Master: International Energy
Concentrations: Middle Eastern Studies
The place(s) I call home
Prior to PSIA I was
I already had being a foreign student in the United States where I developed a sense of cross-cultural appreciation. I was quite involved in my undergraduate institution from Greek Life to Student Government. In fact I was the first foreign student then elected as Representative in the Student Government; also during my presidency of the International Student Club I launched the Mentor Program similar to the Buddy Program in Sciences Po. Outside campus, I had the chance to work for an U.S. Congresswoman in addition to internships in banking and think tank.
My life at PSIA
The seed of my interest in the “International Energy program” was planted while I was an undergraduate. Having lived in Cleveland, I was influenced by the Gilded Age petroleum heritage, as my apartment was only five minutes away from John D. Rockefeller’s cemetery. I studied the history of American industrialization and I read a very interesting book on the 1919 Colorado coalminers’ strike. It was provoking to me since I am from a fast-industrializing country where energy is a central issue. After receiving a research fund from my university, I made a field trip to Central China’s small coalmines and wrote my senior thesis on the Chinese coalmine reform. Also I worked in a sustainability research center in the business school, which empowered me with the idea that “behind every social issue there is a business opportunity in disguise.” In addition to this program itself, studying in Europe had always been appealing to me. Sciences Po offered this great opportunity to engage in this prestigious institution in the heart of Paris. The intellectual and diverse student body in PSIA is something I appreciate the most in PSIA. In fact there is so much to learn from my classmates. Genuinely, my favorite thing in PSIA was to have a cup coffee with my classmate and learned about his country.
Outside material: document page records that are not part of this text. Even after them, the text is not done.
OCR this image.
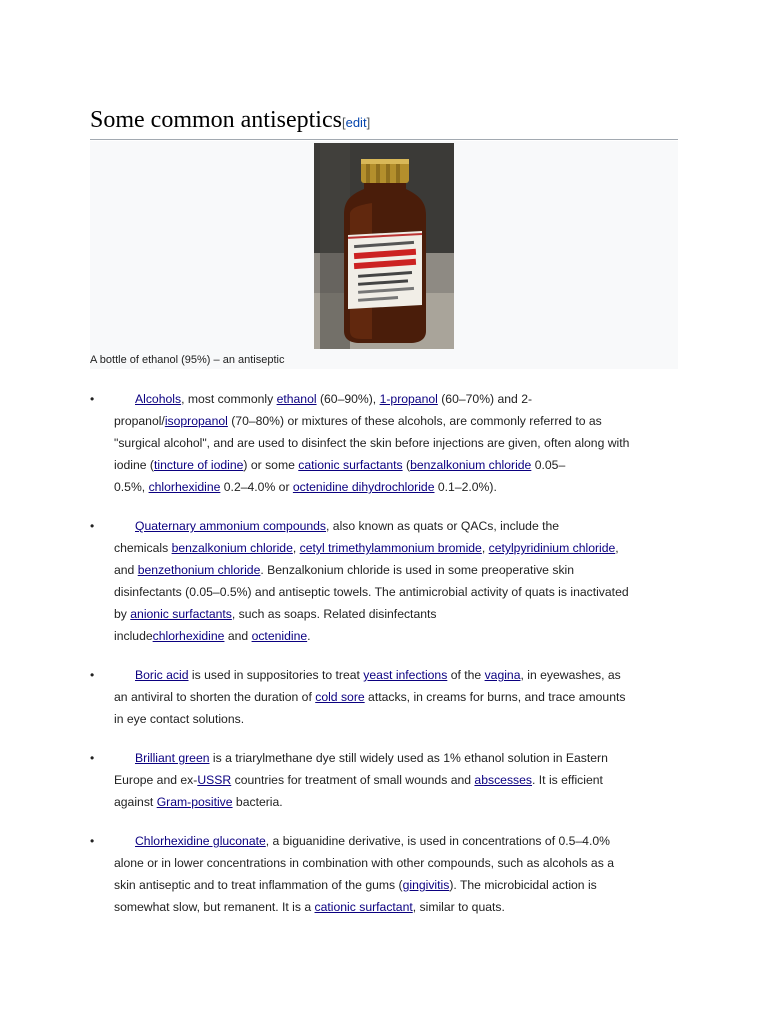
Some common antiseptics[edit]
A bottle of ethanol (95%) – an antiseptic
•	Alcohols, most commonly ethanol (60–90%), 1-propanol (60–70%) and 2-
propanol/isopropanol (70–80%) or mixtures of these alcohols, are commonly referred to as
"surgical alcohol", and are used to disinfect the skin before injections are given, often along with
iodine (tincture of iodine) or some cationic surfactants (benzalkonium chloride 0.05–
0.5%, chlorhexidine 0.2–4.0% or octenidine dihydrochloride 0.1–2.0%).
•	Quaternary ammonium compounds, also known as quats or QACs, include the
chemicals benzalkonium chloride, cetyl trimethylammonium bromide, cetylpyridinium chloride,
and benzethonium chloride. Benzalkonium chloride is used in some preoperative skin
disinfectants (0.05–0.5%) and antiseptic towels. The antimicrobial activity of quats is inactivated
by anionic surfactants, such as soaps. Related disinfectants
includechlorhexidine and octenidine.
•	Boric acid is used in suppositories to treat yeast infections of the vagina, in eyewashes, as
an antiviral to shorten the duration of cold sore attacks, in creams for burns, and trace amounts
in eye contact solutions.
•	Brilliant green is a triarylmethane dye still widely used as 1% ethanol solution in Eastern
Europe and ex-USSR countries for treatment of small wounds and abscesses. It is efficient
against Gram-positive bacteria.
•	Chlorhexidine gluconate, a biguanidine derivative, is used in concentrations of 0.5–4.0%
alone or in lower concentrations in combination with other compounds, such as alcohols as a
skin antiseptic and to treat inflammation of the gums (gingivitis). The microbicidal action is
somewhat slow, but remanent. It is a cationic surfactant, similar to quats.
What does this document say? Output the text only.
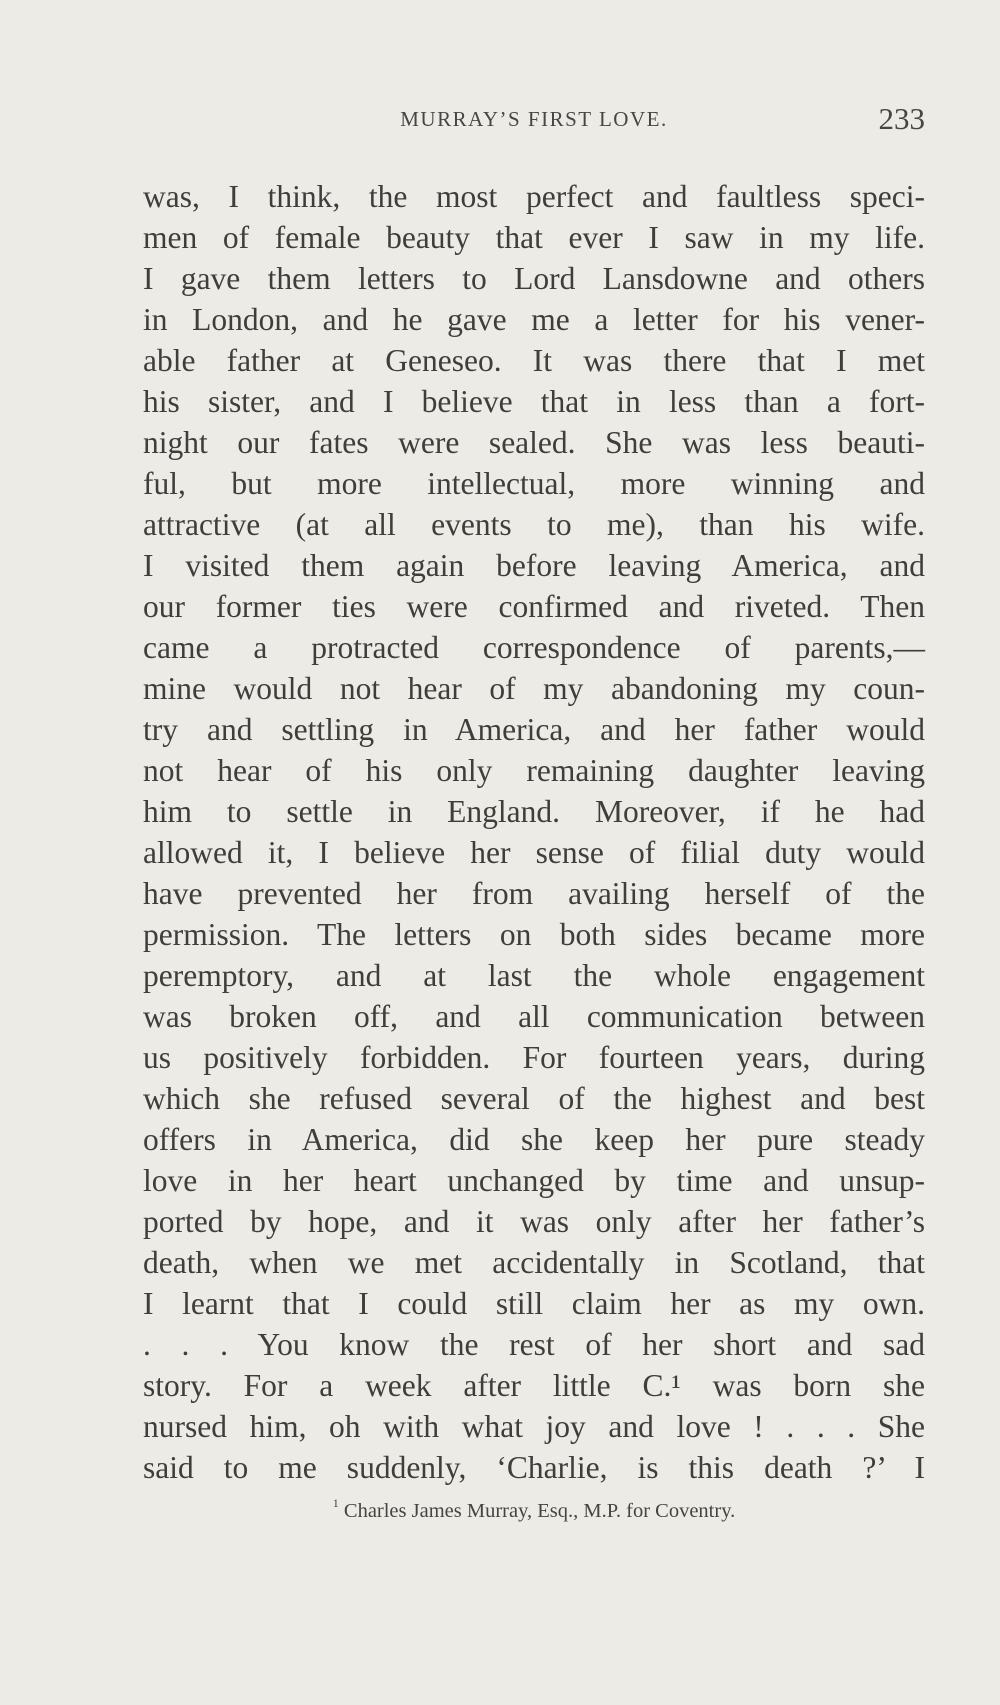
MURRAY’S FIRST LOVE.	233
was, I think, the most perfect and faultless speci-
men of female beauty that ever I saw in my life.
I gave them letters to Lord Lansdowne and others
in London, and he gave me a letter for his vener-
able father at Geneseo. It was there that I met
his sister, and I believe that in less than a fort-
night our fates were sealed. She was less beauti-
ful, but more intellectual, more winning and
attractive (at all events to me), than his wife.
I visited them again before leaving America, and
our former ties were confirmed and riveted. Then
came a protracted correspondence of parents,—
mine would not hear of my abandoning my coun-
try and settling in America, and her father would
not hear of his only remaining daughter leaving
him to settle in England. Moreover, if he had
allowed it, I believe her sense of filial duty would
have prevented her from availing herself of the
permission. The letters on both sides became more
peremptory, and at last the whole engagement
was broken off, and all communication between
us positively forbidden. For fourteen years, during
which she refused several of the highest and best
offers in America, did she keep her pure steady
love in her heart unchanged by time and unsup-
ported by hope, and it was only after her father’s
death, when we met accidentally in Scotland, that
I learnt that I could still claim her as my own.
. . . You know the rest of her short and sad
story. For a week after little C.¹ was born she
nursed him, oh with what joy and love ! . . . She
said to me suddenly, ‘Charlie, is this death ?’ I
$^1$ Charles James Murray, Esq., M.P. for Coventry.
In principal, my goal is to work in a very challenging environment that could build my expertise and push me to reach the limit. In practice, I would like to work for an international energy organization with links to China. China is currently a major buyer in the international energy market but since it is a new player, there have been a lot of frictions. I would like to serve as the lubricant. Cultivation of intellect is a major goal in my life and I enjoy so much reading, writing and discussing on economic and political issues. In fact I organized a Chinese political discussion group in Paris with students from different backgrounds. China, being the biggest laboratory for social scientists, is simply too fascinating. For example, can you imagine how fascinating it is to construct a competitive unbundling electricity market in the most populous market of the world? Professionally, I am eager to build my expertise on the energy system. For example, I was fascinated by the European natural gas system and the liberalization process of the European electricity market. Essentially I would like to develop a comprehensive understanding of the energy sector.
My best tips
My most inspiring class so far has been…International Relations in the Middle East by Professor Fawaz Gerges. It was my very first exposure to this fascinating part of the world and I was truly inspired by the professor. His lecture was intellectually stimulating, provoking and his enthusiasm was infectious through the classroom. He was able to link the political theory, past history and current affairs organically. Most importantly, this course helped me think comparatively between the Chinese and the Middle Eastern perspectives.